RE:RE:RE:Steve’s postMorning everyone!
Don't take my view as literal. For all I know real discussions are ongoing but I have nothing to back that up. What I'm outlining here is why a Special Committee matters and the role it plays in any transaction that requires oversight and approval.
None of that means the M&A team at Laurion isn't working hard on a real opportunity but to be clear I'm not telling anyone that this is the case. It might be, but I'm totally blind to it.
Still, the creation of that entity and the engagement with USCG should be viewed as positive because without those structures/relationships no financial transaction can be properly operated within the stringent guidelines of the OSC and the Canadian court system. What you're seeing is another example of how important corporate structure and regulations are to Cynthia and team.
Do everything by the book at the outset and set yourself up for smooth outcomes. That has been Cynthia's playbook since day 1 in all phases.
Lots of reasons for optimism everyone, we're with the right management team to execute on all 3 phases of Laurion's business plan : Explore, Develop and Dispose. I've never been happier to be an LME shareholder.
Hope that helps,
Steve
DAM$ wrote: I tried to read his post with your more sceptical eye but I still don't see it as anything but imminent. There are no if's or buts's in his post.
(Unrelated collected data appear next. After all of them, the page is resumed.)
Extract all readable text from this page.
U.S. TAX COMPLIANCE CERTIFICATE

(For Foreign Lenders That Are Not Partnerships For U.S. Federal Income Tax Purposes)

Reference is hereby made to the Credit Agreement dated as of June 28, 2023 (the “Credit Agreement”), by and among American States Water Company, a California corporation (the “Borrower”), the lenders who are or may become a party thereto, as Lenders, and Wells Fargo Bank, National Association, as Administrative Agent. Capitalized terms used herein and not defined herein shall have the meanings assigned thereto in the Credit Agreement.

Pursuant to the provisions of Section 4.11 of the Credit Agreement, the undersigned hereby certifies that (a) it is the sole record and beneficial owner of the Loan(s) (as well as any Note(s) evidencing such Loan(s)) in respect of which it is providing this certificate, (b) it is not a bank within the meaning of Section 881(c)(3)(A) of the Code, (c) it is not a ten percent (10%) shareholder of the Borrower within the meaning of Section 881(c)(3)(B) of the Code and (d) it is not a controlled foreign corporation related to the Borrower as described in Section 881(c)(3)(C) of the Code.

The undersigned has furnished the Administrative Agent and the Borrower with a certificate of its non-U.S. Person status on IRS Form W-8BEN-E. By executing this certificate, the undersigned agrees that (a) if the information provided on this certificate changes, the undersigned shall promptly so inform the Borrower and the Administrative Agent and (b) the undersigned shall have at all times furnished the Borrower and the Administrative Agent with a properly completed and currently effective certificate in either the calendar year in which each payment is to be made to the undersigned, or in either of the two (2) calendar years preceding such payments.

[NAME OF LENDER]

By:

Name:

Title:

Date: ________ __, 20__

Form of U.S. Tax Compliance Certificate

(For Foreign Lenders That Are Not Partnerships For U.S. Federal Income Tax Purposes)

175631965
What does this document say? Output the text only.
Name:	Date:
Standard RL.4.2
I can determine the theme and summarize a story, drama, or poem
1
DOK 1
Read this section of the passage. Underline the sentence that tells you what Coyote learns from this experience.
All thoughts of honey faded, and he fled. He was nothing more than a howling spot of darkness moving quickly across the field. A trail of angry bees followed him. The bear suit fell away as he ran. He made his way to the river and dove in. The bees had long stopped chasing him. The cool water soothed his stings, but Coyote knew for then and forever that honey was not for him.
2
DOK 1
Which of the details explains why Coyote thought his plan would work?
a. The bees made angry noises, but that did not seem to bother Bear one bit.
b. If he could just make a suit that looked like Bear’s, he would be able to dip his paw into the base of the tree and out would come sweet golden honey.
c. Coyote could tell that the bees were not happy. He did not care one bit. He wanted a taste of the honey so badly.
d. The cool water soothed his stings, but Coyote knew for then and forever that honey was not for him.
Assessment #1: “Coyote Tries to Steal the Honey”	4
The closest thing to a vague statement is "Remember that once any transaction is completed". Once can be taken as far in the future but as Fatlas points out "Keeping THE process totally squeaky clean at THIS stage" reads NOW not later.
As for who are the independent directors on the committee I was just pointing out that every director has skin in the game so they aren't really independent. As I'm sure John is on the committee and he has over 10M reasons to get the deal done. That's why they need the oversight. My question was more tongue in cheek.
Going to get another pot of Koolaid ready for the day.